Emergenza criminalità: anche il Sen. Luigi Perrone presenta una interrogazione al Ministro

| 01/03/2017, 12:18

Sen. Luigi PerroneIl Sen. Luigi Perrone, presidente regionale di ANCI Puglia (Associazione Nazionale Comuni Italiani), ha presentato una interrogazione a risposta urgente al Ministro dell’Interno Sen. Marco Minniti sulla emergenza criminalità a San Severo.

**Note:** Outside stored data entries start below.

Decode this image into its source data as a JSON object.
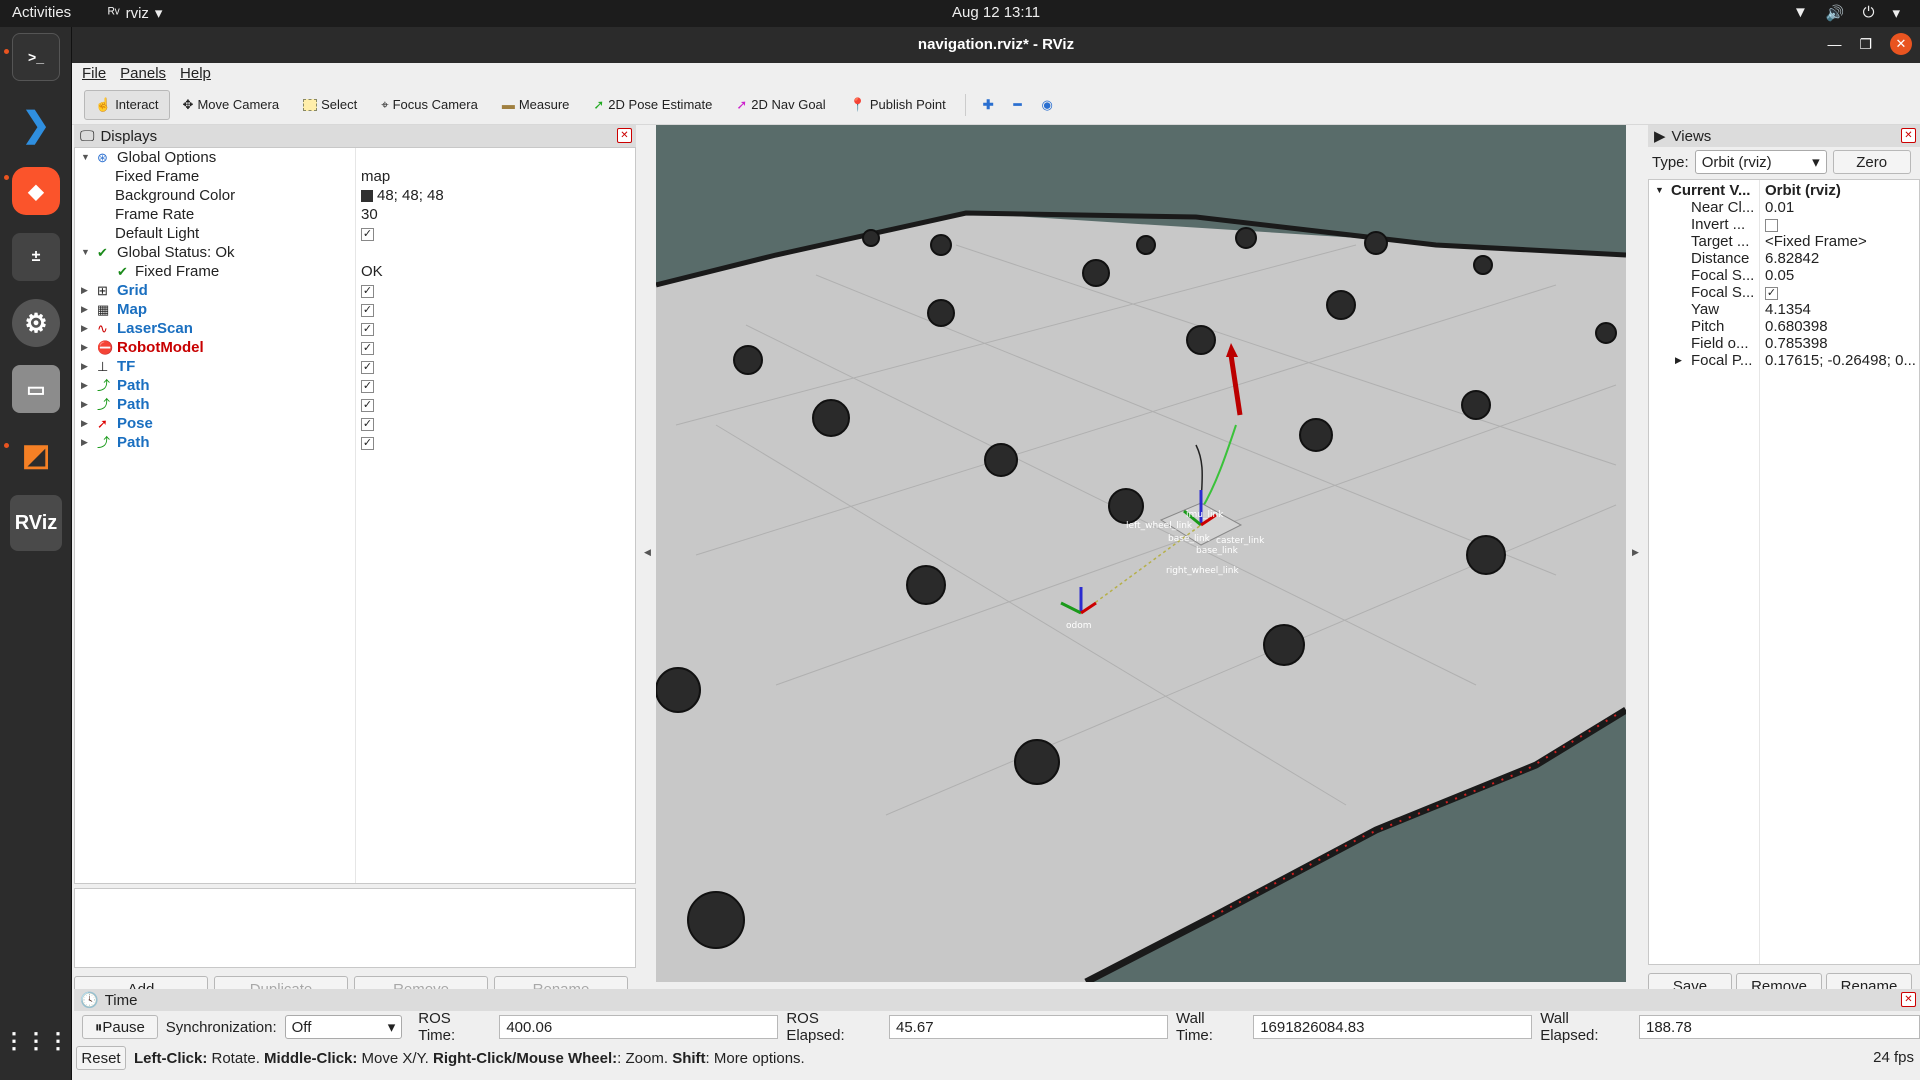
{
  "topbar": {
    "activities": "Activities",
    "app_name": "rviz",
    "clock": "Aug 12  13:11"
  },
  "window": {
    "title": "navigation.rviz* - RViz"
  },
  "menu": [
    "File",
    "Panels",
    "Help"
  ],
  "toolbar": {
    "tools": [
      "Interact",
      "Move Camera",
      "Select",
      "Focus Camera",
      "Measure",
      "2D Pose Estimate",
      "2D Nav Goal",
      "Publish Point"
    ]
  },
  "displays": {
    "title": "Displays",
    "rows": [
      {
        "name": "Global Options",
        "value": ""
      },
      {
        "name": "Fixed Frame",
        "value": "map"
      },
      {
        "name": "Background Color",
        "value": "48; 48; 48"
      },
      {
        "name": "Frame Rate",
        "value": "30"
      },
      {
        "name": "Default Light",
        "value": "✓"
      },
      {
        "name": "Global Status: Ok",
        "value": ""
      },
      {
        "name": "Fixed Frame",
        "value": "OK"
      },
      {
        "name": "Grid",
        "value": "✓"
      },
      {
        "name": "Map",
        "value": "✓"
      },
      {
        "name": "LaserScan",
        "value": "✓"
      },
      {
        "name": "RobotModel",
        "value": "✓"
      },
      {
        "name": "TF",
        "value": "✓"
      },
      {
        "name": "Path",
        "value": "✓"
      },
      {
        "name": "Path",
        "value": "✓"
      },
      {
        "name": "Pose",
        "value": "✓"
      },
      {
        "name": "Path",
        "value": "✓"
      }
    ],
    "buttons": [
      "Add",
      "Duplicate",
      "Remove",
      "Rename"
    ]
  },
  "views": {
    "title": "Views",
    "type_label": "Type:",
    "type_value": "Orbit (rviz)",
    "zero_label": "Zero",
    "header_name": "Current V...",
    "header_value": "Orbit (rviz)",
    "rows": [
      {
        "name": "Near Cl...",
        "value": "0.01"
      },
      {
        "name": "Invert ...",
        "value": ""
      },
      {
        "name": "Target ...",
        "value": "<Fixed Frame>"
      },
      {
        "name": "Distance",
        "value": "6.82842"
      },
      {
        "name": "Focal S...",
        "value": "0.05"
      },
      {
        "name": "Focal S...",
        "value": "✓"
      },
      {
        "name": "Yaw",
        "value": "4.1354"
      },
      {
        "name": "Pitch",
        "value": "0.680398"
      },
      {
        "name": "Field o...",
        "value": "0.785398"
      },
      {
        "name": "Focal P...",
        "value": "0.17615; -0.26498; 0..."
      }
    ],
    "buttons": [
      "Save",
      "Remove",
      "Rename"
    ]
  },
  "scene_labels": {
    "base": "base_link",
    "base2": "base_link",
    "odom": "odom",
    "left": "left_wheel_link",
    "right": "right_wheel_link",
    "imu": "imu_link",
    "caster": "caster_link"
  },
  "time": {
    "title": "Time",
    "pause_label": "Pause",
    "sync_label": "Synchronization:",
    "sync_value": "Off",
    "ros_time_label": "ROS Time:",
    "ros_time": "400.06",
    "ros_elapsed_label": "ROS Elapsed:",
    "ros_elapsed": "45.67",
    "wall_time_label": "Wall Time:",
    "wall_time": "1691826084.83",
    "wall_elapsed_label": "Wall Elapsed:",
    "wall_elapsed": "188.78"
  },
  "help": {
    "reset": "Reset",
    "k1": "Left-Click:",
    "t1": " Rotate. ",
    "k2": "Middle-Click:",
    "t2": " Move X/Y. ",
    "k3": "Right-Click/Mouse Wheel:",
    "t3": ": Zoom. ",
    "k4": "Shift",
    "t4": ": More options.",
    "fps": "24 fps"
  },
  "colors": {
    "accent": "#e95420",
    "scene_bg": "#596c6a",
    "floor": "#c8c8c8"
  }
}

Il Sen. Perrone è membro della Commissione Parlamentare d’inchiesta sul fenomeno delle mafie e sulle altre associazioni criminali, anche straniere. “La nostra civile forma di protesta per essere ascoltati dalle Istituzioni – dichiara il Sindaco Miglio – sta producendo effetti direi ampiamente positivi, con le autorità competenti che hanno preso in esame l’emergenza criminalità in atto sul nostro territorio. Al Sen. Perrone rivolgo il più sentito ringraziamento dell’intera Amministrazione Comunale per essersi occupato della nostra realtà, un ringraziamento che va doverosamente esteso anche al Sen. Mario Mauro, che pure lui in queste ore si è preoccupato fortemente di portare all’attenzione dei vertici istituzionale la nostra emergenza”.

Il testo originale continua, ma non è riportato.